By Sophia Friesen, Ph.D., Manager, Research Communications, University of Utah Health

Why it matters: Federally funded basic research at the University of Utah laid the groundwork for a new HIV-prevention drug now approved for clinical use—demonstrating how curiosity-driven science delivers real-world impact.

Wes Sundquist wasn’t trying to become one of TIME’s 100 most influential people in the world. He wasn’t shooting for Science Magazine’s Breakthrough of the Year or the Horwitz prize, considered one of the strongest predictors of a Nobel. He didn’t know his discoveries would lay the foundations for a drug that’s poised to change the course of the HIV epidemic nationally and worldwide. Those accomplishments were rooted not in a desire for fame and glory, but from interest in the natural world. 

Driven by curiosity 

“We’re driven by curiosity to discover things that we don’t understand,” says Sundquist, who is a distinguished professor and department chair of biochemistry. “It’s not so different from other kinds of adventures. The same thing that drives people to climb mountains drives us to discover how molecular machines work.” 

The Sundquist lab does basic research on the HIV virus—not basic in the sense that it’s simple, but basic in that it’s driven by a desire to answer fundamental questions about biology.  

Two decades ago, one question that drove the lab was: how does the virus assemble into its characteristic cone shape? As they explored the virus’s microscopic architecture, the lab found that one of its key elements—a protein that forms a shell around the virus’s genetic material—was extremely sensitive to change. Small changes to many parts of this protein, called the capsid protein, significantly disrupted the virus’s ability to infect cells.

From discovery to drug 

It raised the question of whether a drug that targeted the capsid could also stop infection, prompting American pharmaceutical company Gilead Sciences to use Sundquist’s research to develop a drug called lenacapavir that targeted the capsid, with Sundquist as a consultant. 

Clinical trials of lenacapavir were “spectacularly successful”, Sundquist says. A single injection of the drug prevents HIV infection with close to 100% efficacy for six months. “Lenacapavir almost completely prevents the transmission of HIV into at-risk populations. This is just an amazing result.” 

In June 2025, lenacapavir received FDA approval for use as HIV prevention.
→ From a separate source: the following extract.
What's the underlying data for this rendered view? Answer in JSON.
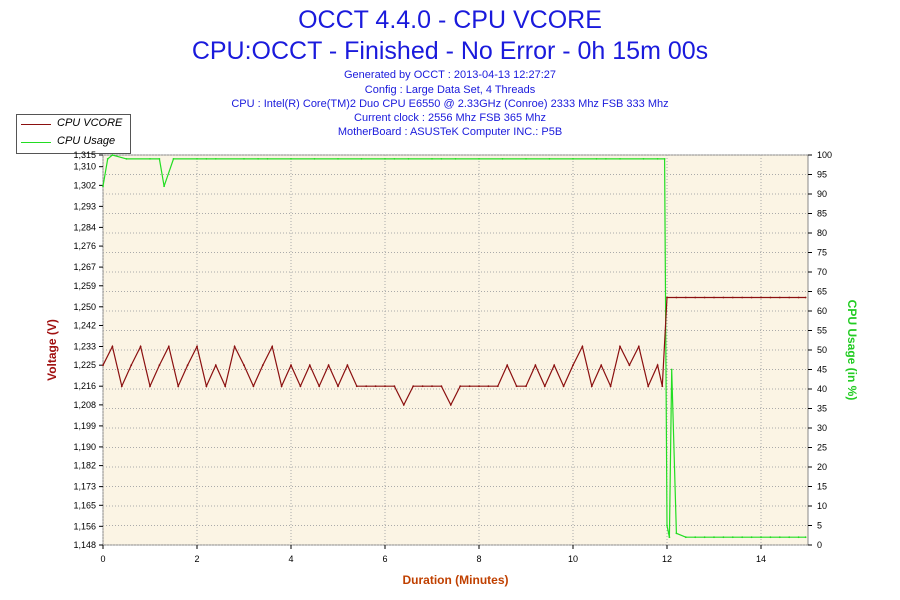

Every year, 31,000 people in the US and 1.3 million people worldwide contract HIV. Widespread distribution of the drug could dramatically lower those numbers, saving lives and reducing treatment costs. 
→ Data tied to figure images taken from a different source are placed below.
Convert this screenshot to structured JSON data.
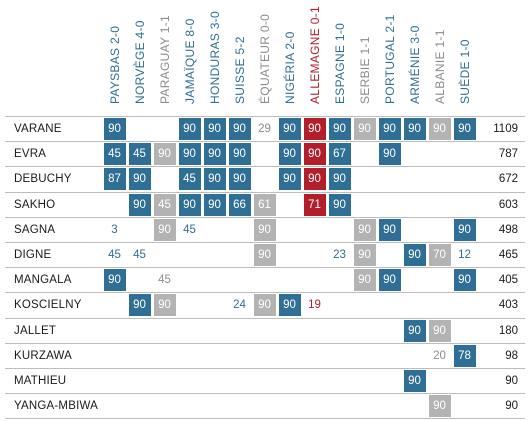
{
  "chart_data": {
    "type": "table",
    "colors": {
      "start": "#2f6f95",
      "sub": "#b3b3b3",
      "germany": "#b21f2a",
      "text_start": "#2f6f95",
      "text_sub": "#8c8c8c",
      "text_germany": "#b21f2a"
    },
    "columns": [
      {
        "label": "PAYSBAS 2-0",
        "style": "start"
      },
      {
        "label": "NORVÈGE 4-0",
        "style": "start"
      },
      {
        "label": "PARAGUAY 1-1",
        "style": "sub"
      },
      {
        "label": "JAMAÏQUE 8-0",
        "style": "start"
      },
      {
        "label": "HONDURAS 3-0",
        "style": "start"
      },
      {
        "label": "SUISSE 5-2",
        "style": "start"
      },
      {
        "label": "ÉQUATEUR 0-0",
        "style": "sub"
      },
      {
        "label": "NIGÉRIA 2-0",
        "style": "start"
      },
      {
        "label": "ALLEMAGNE 0-1",
        "style": "germany"
      },
      {
        "label": "ESPAGNE 1-0",
        "style": "start"
      },
      {
        "label": "SERBIE 1-1",
        "style": "sub"
      },
      {
        "label": "PORTUGAL 2-1",
        "style": "start"
      },
      {
        "label": "ARMÉNIE 3-0",
        "style": "start"
      },
      {
        "label": "ALBANIE 1-1",
        "style": "sub"
      },
      {
        "label": "SUÈDE 1-0",
        "style": "start"
      }
    ],
    "rows": [
      {
        "player": "VARANE",
        "total": "1109",
        "cells": [
          {
            "v": "90",
            "s": "start",
            "f": true
          },
          null,
          null,
          {
            "v": "90",
            "s": "start",
            "f": true
          },
          {
            "v": "90",
            "s": "start",
            "f": true
          },
          {
            "v": "90",
            "s": "start",
            "f": true
          },
          {
            "v": "29",
            "s": "sub",
            "f": false
          },
          {
            "v": "90",
            "s": "start",
            "f": true
          },
          {
            "v": "90",
            "s": "germany",
            "f": true
          },
          {
            "v": "90",
            "s": "start",
            "f": true
          },
          {
            "v": "90",
            "s": "sub",
            "f": true
          },
          {
            "v": "90",
            "s": "start",
            "f": true
          },
          {
            "v": "90",
            "s": "start",
            "f": true
          },
          {
            "v": "90",
            "s": "sub",
            "f": true
          },
          {
            "v": "90",
            "s": "start",
            "f": true
          }
        ]
      },
      {
        "player": "EVRA",
        "total": "787",
        "cells": [
          {
            "v": "45",
            "s": "start",
            "f": true
          },
          {
            "v": "45",
            "s": "start",
            "f": true
          },
          {
            "v": "90",
            "s": "sub",
            "f": true
          },
          {
            "v": "90",
            "s": "start",
            "f": true
          },
          {
            "v": "90",
            "s": "start",
            "f": true
          },
          {
            "v": "90",
            "s": "start",
            "f": true
          },
          null,
          {
            "v": "90",
            "s": "start",
            "f": true
          },
          {
            "v": "90",
            "s": "germany",
            "f": true
          },
          {
            "v": "67",
            "s": "start",
            "f": true
          },
          null,
          {
            "v": "90",
            "s": "start",
            "f": true
          },
          null,
          null,
          null
        ]
      },
      {
        "player": "DEBUCHY",
        "total": "672",
        "cells": [
          {
            "v": "87",
            "s": "start",
            "f": true
          },
          {
            "v": "90",
            "s": "start",
            "f": true
          },
          null,
          {
            "v": "45",
            "s": "start",
            "f": true
          },
          {
            "v": "90",
            "s": "start",
            "f": true
          },
          {
            "v": "90",
            "s": "start",
            "f": true
          },
          null,
          {
            "v": "90",
            "s": "start",
            "f": true
          },
          {
            "v": "90",
            "s": "germany",
            "f": true
          },
          {
            "v": "90",
            "s": "start",
            "f": true
          },
          null,
          null,
          null,
          null,
          null
        ]
      },
      {
        "player": "SAKHO",
        "total": "603",
        "cells": [
          null,
          {
            "v": "90",
            "s": "start",
            "f": true
          },
          {
            "v": "45",
            "s": "sub",
            "f": true
          },
          {
            "v": "90",
            "s": "start",
            "f": true
          },
          {
            "v": "90",
            "s": "start",
            "f": true
          },
          {
            "v": "66",
            "s": "start",
            "f": true
          },
          {
            "v": "61",
            "s": "sub",
            "f": true
          },
          null,
          {
            "v": "71",
            "s": "germany",
            "f": true
          },
          {
            "v": "90",
            "s": "start",
            "f": true
          },
          null,
          null,
          null,
          null,
          null
        ]
      },
      {
        "player": "SAGNA",
        "total": "498",
        "cells": [
          {
            "v": "3",
            "s": "start",
            "f": false
          },
          null,
          {
            "v": "90",
            "s": "sub",
            "f": true
          },
          {
            "v": "45",
            "s": "start",
            "f": false
          },
          null,
          null,
          {
            "v": "90",
            "s": "sub",
            "f": true
          },
          null,
          null,
          null,
          {
            "v": "90",
            "s": "sub",
            "f": true
          },
          {
            "v": "90",
            "s": "start",
            "f": true
          },
          null,
          null,
          {
            "v": "90",
            "s": "start",
            "f": true
          }
        ]
      },
      {
        "player": "DIGNE",
        "total": "465",
        "cells": [
          {
            "v": "45",
            "s": "start",
            "f": false
          },
          {
            "v": "45",
            "s": "start",
            "f": false
          },
          null,
          null,
          null,
          null,
          {
            "v": "90",
            "s": "sub",
            "f": true
          },
          null,
          null,
          {
            "v": "23",
            "s": "start",
            "f": false
          },
          {
            "v": "90",
            "s": "sub",
            "f": true
          },
          null,
          {
            "v": "90",
            "s": "start",
            "f": true
          },
          {
            "v": "70",
            "s": "sub",
            "f": true
          },
          {
            "v": "12",
            "s": "start",
            "f": false
          }
        ]
      },
      {
        "player": "MANGALA",
        "total": "405",
        "cells": [
          {
            "v": "90",
            "s": "start",
            "f": true
          },
          null,
          {
            "v": "45",
            "s": "sub",
            "f": false
          },
          null,
          null,
          null,
          null,
          null,
          null,
          null,
          {
            "v": "90",
            "s": "sub",
            "f": true
          },
          {
            "v": "90",
            "s": "start",
            "f": true
          },
          null,
          null,
          {
            "v": "90",
            "s": "start",
            "f": true
          }
        ]
      },
      {
        "player": "KOSCIELNY",
        "total": "403",
        "cells": [
          null,
          {
            "v": "90",
            "s": "start",
            "f": true
          },
          {
            "v": "90",
            "s": "sub",
            "f": true
          },
          null,
          null,
          {
            "v": "24",
            "s": "start",
            "f": false
          },
          {
            "v": "90",
            "s": "sub",
            "f": true
          },
          {
            "v": "90",
            "s": "start",
            "f": true
          },
          {
            "v": "19",
            "s": "germany",
            "f": false
          },
          null,
          null,
          null,
          null,
          null,
          null
        ]
      },
      {
        "player": "JALLET",
        "total": "180",
        "cells": [
          null,
          null,
          null,
          null,
          null,
          null,
          null,
          null,
          null,
          null,
          null,
          null,
          {
            "v": "90",
            "s": "start",
            "f": true
          },
          {
            "v": "90",
            "s": "sub",
            "f": true
          },
          null
        ]
      },
      {
        "player": "KURZAWA",
        "total": "98",
        "cells": [
          null,
          null,
          null,
          null,
          null,
          null,
          null,
          null,
          null,
          null,
          null,
          null,
          null,
          {
            "v": "20",
            "s": "sub",
            "f": false
          },
          {
            "v": "78",
            "s": "start",
            "f": true
          }
        ]
      },
      {
        "player": "MATHIEU",
        "total": "90",
        "cells": [
          null,
          null,
          null,
          null,
          null,
          null,
          null,
          null,
          null,
          null,
          null,
          null,
          {
            "v": "90",
            "s": "start",
            "f": true
          },
          null,
          null
        ]
      },
      {
        "player": "YANGA-MBIWA",
        "total": "90",
        "cells": [
          null,
          null,
          null,
          null,
          null,
          null,
          null,
          null,
          null,
          null,
          null,
          null,
          null,
          {
            "v": "90",
            "s": "sub",
            "f": true
          },
          null
        ]
      }
    ]
  }
}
The power of basic research 

Academic labs like Sundquist’s are critical to drug development, says Tomas Cihlar, PhD, senior vice president of virology research at Gilead. “Without investing in basic research, we in industry would not have the foundational information about biological functions and systems.”
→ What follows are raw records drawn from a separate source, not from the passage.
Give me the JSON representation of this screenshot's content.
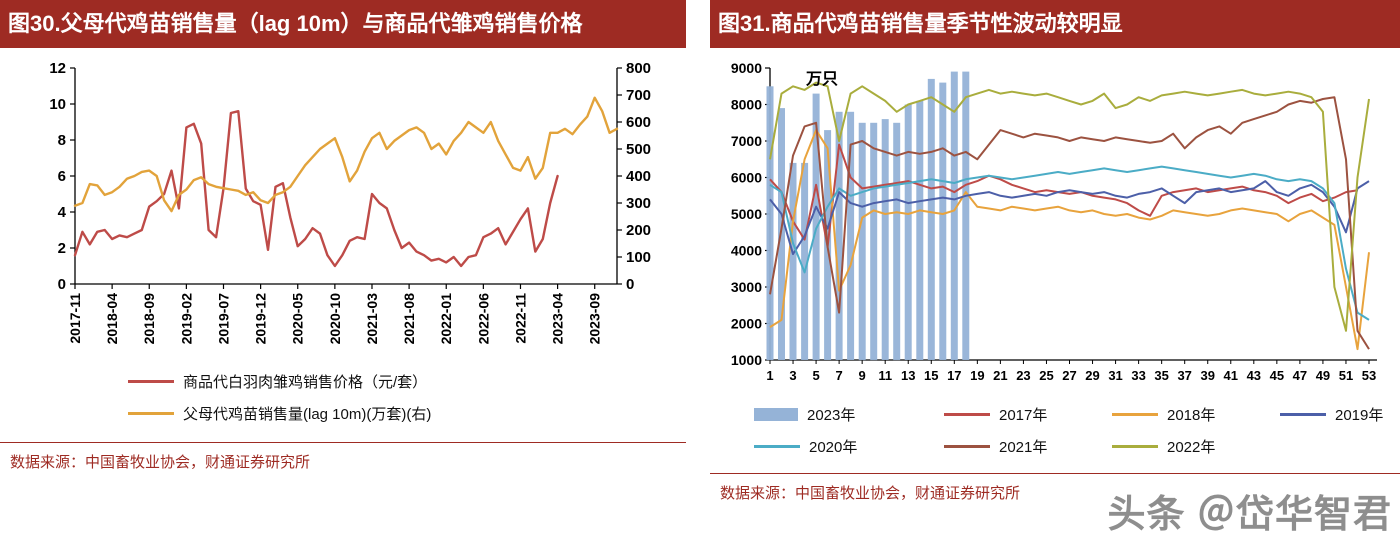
{
  "figure_left": {
    "header": "图30.父母代鸡苗销售量（lag 10m）与商品代雏鸡销售价格",
    "source": "数据来源：中国畜牧业协会，财通证券研究所"
  },
  "figure_right": {
    "header": "图31.商品代鸡苗销售量季节性波动较明显",
    "source": "数据来源：中国畜牧业协会，财通证券研究所"
  },
  "watermark": "头条 ＠岱华智君",
  "chart_data": [
    {
      "type": "line",
      "title": "父母代鸡苗销售量（lag 10m）与商品代雏鸡销售价格",
      "x_count": 74,
      "x_tick_interval": 5,
      "x_tick_labels": [
        "2017-11",
        "2018-04",
        "2018-09",
        "2019-02",
        "2019-07",
        "2019-12",
        "2020-05",
        "2020-10",
        "2021-03",
        "2021-08",
        "2022-01",
        "2022-06",
        "2022-11",
        "2023-04",
        "2023-09"
      ],
      "left_axis": {
        "min": 0,
        "max": 12,
        "ticks": [
          0,
          2,
          4,
          6,
          8,
          10,
          12
        ]
      },
      "right_axis": {
        "min": 0,
        "max": 800,
        "ticks": [
          0,
          100,
          200,
          300,
          400,
          500,
          600,
          700,
          800
        ]
      },
      "legend_position": "bottom",
      "grid": false,
      "series": [
        {
          "name": "商品代白羽肉雏鸡销售价格（元/套）",
          "axis": "left",
          "color": "#BE4B48",
          "values": [
            1.6,
            2.9,
            2.2,
            2.9,
            3.0,
            2.5,
            2.7,
            2.6,
            2.8,
            3.0,
            4.3,
            4.6,
            5.0,
            6.3,
            4.2,
            8.7,
            8.9,
            7.8,
            3.0,
            2.6,
            5.3,
            9.5,
            9.6,
            5.3,
            4.6,
            4.4,
            1.9,
            5.4,
            5.6,
            3.7,
            2.1,
            2.5,
            3.1,
            2.8,
            1.6,
            1.0,
            1.6,
            2.4,
            2.6,
            2.5,
            5.0,
            4.5,
            4.2,
            3.0,
            2.0,
            2.3,
            1.8,
            1.6,
            1.3,
            1.4,
            1.2,
            1.5,
            1.0,
            1.5,
            1.6,
            2.6,
            2.8,
            3.1,
            2.2,
            2.9,
            3.6,
            4.2,
            1.8,
            2.5,
            4.5,
            6.0
          ]
        },
        {
          "name": "父母代鸡苗销售量(lag 10m)(万套)(右)",
          "axis": "right",
          "color": "#E2A33B",
          "values": [
            290,
            300,
            370,
            365,
            330,
            340,
            360,
            390,
            400,
            415,
            420,
            400,
            310,
            270,
            330,
            350,
            385,
            395,
            370,
            360,
            355,
            350,
            345,
            330,
            340,
            310,
            300,
            330,
            340,
            360,
            400,
            440,
            470,
            500,
            520,
            540,
            470,
            380,
            420,
            490,
            540,
            560,
            500,
            530,
            550,
            570,
            580,
            560,
            500,
            520,
            480,
            530,
            560,
            600,
            580,
            560,
            600,
            530,
            480,
            430,
            420,
            470,
            390,
            430,
            560,
            560,
            575,
            555,
            590,
            620,
            690,
            640,
            560,
            575
          ]
        }
      ]
    },
    {
      "type": "bar+line",
      "title": "商品代鸡苗销售量季节性波动较明显",
      "unit_label": "万只",
      "grid": false,
      "legend_position": "bottom",
      "y_axis": {
        "min": 1000,
        "max": 9000,
        "ticks": [
          1000,
          2000,
          3000,
          4000,
          5000,
          6000,
          7000,
          8000,
          9000
        ]
      },
      "x_axis": {
        "min": 1,
        "max": 53,
        "tick_labels": [
          1,
          3,
          5,
          7,
          9,
          11,
          13,
          15,
          17,
          19,
          21,
          23,
          25,
          27,
          29,
          31,
          33,
          35,
          37,
          39,
          41,
          43,
          45,
          47,
          49,
          51,
          53
        ]
      },
      "bar_series": {
        "name": "2023年",
        "color": "#95B3D7",
        "start_week": 1,
        "values": [
          8500,
          7900,
          6400,
          6400,
          8300,
          7300,
          7800,
          7800,
          7500,
          7500,
          7600,
          7500,
          8000,
          8100,
          8700,
          8600,
          8900,
          8900
        ]
      },
      "line_series": [
        {
          "name": "2017年",
          "color": "#BE4B48",
          "values": [
            5950,
            5600,
            4800,
            4300,
            5800,
            4100,
            6900,
            6000,
            5700,
            5750,
            5800,
            5850,
            5900,
            5800,
            5700,
            5750,
            5600,
            5800,
            5900,
            6050,
            5950,
            5800,
            5700,
            5600,
            5650,
            5600,
            5550,
            5600,
            5500,
            5450,
            5400,
            5300,
            5100,
            4950,
            5500,
            5600,
            5650,
            5700,
            5600,
            5650,
            5700,
            5750,
            5650,
            5600,
            5500,
            5300,
            5450,
            5550,
            5350,
            5450,
            5600,
            5650
          ]
        },
        {
          "name": "2018年",
          "color": "#E8A33D",
          "values": [
            1900,
            2100,
            4800,
            6500,
            7300,
            6800,
            2900,
            3600,
            4900,
            5100,
            5000,
            5050,
            5000,
            5100,
            5050,
            5000,
            5100,
            5600,
            5200,
            5150,
            5100,
            5200,
            5150,
            5100,
            5150,
            5200,
            5100,
            5050,
            5100,
            5000,
            4950,
            5000,
            4900,
            4850,
            4950,
            5100,
            5050,
            5000,
            4950,
            5000,
            5100,
            5150,
            5100,
            5050,
            5000,
            4800,
            5000,
            5100,
            4900,
            4700,
            3000,
            1300,
            3950
          ]
        },
        {
          "name": "2019年",
          "color": "#4C5FA8",
          "values": [
            5400,
            5000,
            3900,
            4400,
            5200,
            4600,
            5600,
            5300,
            5200,
            5300,
            5350,
            5400,
            5300,
            5350,
            5400,
            5450,
            5400,
            5500,
            5550,
            5600,
            5500,
            5450,
            5500,
            5550,
            5500,
            5600,
            5650,
            5600,
            5550,
            5600,
            5500,
            5450,
            5550,
            5600,
            5700,
            5500,
            5300,
            5600,
            5650,
            5700,
            5600,
            5650,
            5700,
            5900,
            5600,
            5500,
            5700,
            5800,
            5600,
            5200,
            4500,
            5700,
            5900
          ]
        },
        {
          "name": "2020年",
          "color": "#4BACC6",
          "values": [
            5800,
            5600,
            4200,
            3400,
            4600,
            5200,
            5700,
            5500,
            5600,
            5700,
            5750,
            5800,
            5850,
            5900,
            5950,
            5900,
            5850,
            5950,
            6000,
            6050,
            6000,
            5950,
            6000,
            6050,
            6100,
            6150,
            6100,
            6150,
            6200,
            6250,
            6200,
            6150,
            6200,
            6250,
            6300,
            6250,
            6200,
            6150,
            6100,
            6050,
            6000,
            6050,
            6100,
            6050,
            5950,
            5900,
            5950,
            5900,
            5700,
            5300,
            3500,
            2300,
            2100
          ]
        },
        {
          "name": "2021年",
          "color": "#9C5240",
          "values": [
            2800,
            4600,
            6600,
            7400,
            7500,
            4100,
            2300,
            6900,
            7000,
            6800,
            6700,
            6600,
            6700,
            6650,
            6700,
            6800,
            6600,
            6700,
            6500,
            6900,
            7300,
            7200,
            7100,
            7200,
            7150,
            7100,
            7000,
            7100,
            7050,
            7000,
            7100,
            7050,
            7000,
            6950,
            7000,
            7200,
            6800,
            7100,
            7300,
            7400,
            7200,
            7500,
            7600,
            7700,
            7800,
            8000,
            8100,
            8050,
            8150,
            8200,
            6500,
            1800,
            1300
          ]
        },
        {
          "name": "2022年",
          "color": "#A9AD3D",
          "values": [
            6500,
            8300,
            8500,
            8400,
            8600,
            8500,
            7000,
            8300,
            8500,
            8300,
            8100,
            7800,
            8000,
            8100,
            8200,
            8000,
            7800,
            8200,
            8300,
            8400,
            8300,
            8350,
            8300,
            8250,
            8300,
            8200,
            8100,
            8000,
            8100,
            8300,
            7900,
            8000,
            8200,
            8100,
            8250,
            8300,
            8350,
            8300,
            8250,
            8300,
            8350,
            8400,
            8300,
            8250,
            8300,
            8350,
            8300,
            8200,
            7800,
            3000,
            1800,
            6000,
            8150
          ]
        }
      ]
    }
  ]
}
Lenacapavir is a testament to the power of basic research, even when it’s not obvious how scientific findings might be useful. 20 years ago, the precise microscopic architecture of HIV was an academic problem, a question driven by the beauty of molecular machines. But the knowledge that research uncovered enabled the development of a drug that could change the course of a global epidemic. 

Today, basic research continues to plant the seeds for industry collaboration and real-world solutions. Sundquist’s lab is uncovering features of the ESCRT pathway, a fundamental process that helps sort molecules inside cells, that suggest targets for broad-acting anticancer therapies. Other work builds a vital knowledge base to keep Utah and the nation prepared for what’s next. 

“We don’t know what we don’t know,” says Chris Hill, distinguished professor of biochemistry, “but we do know there’s a lot of it. Even if you don’t quite know how it might become useful, you’ve got to find it out, because some of it will be transformative.”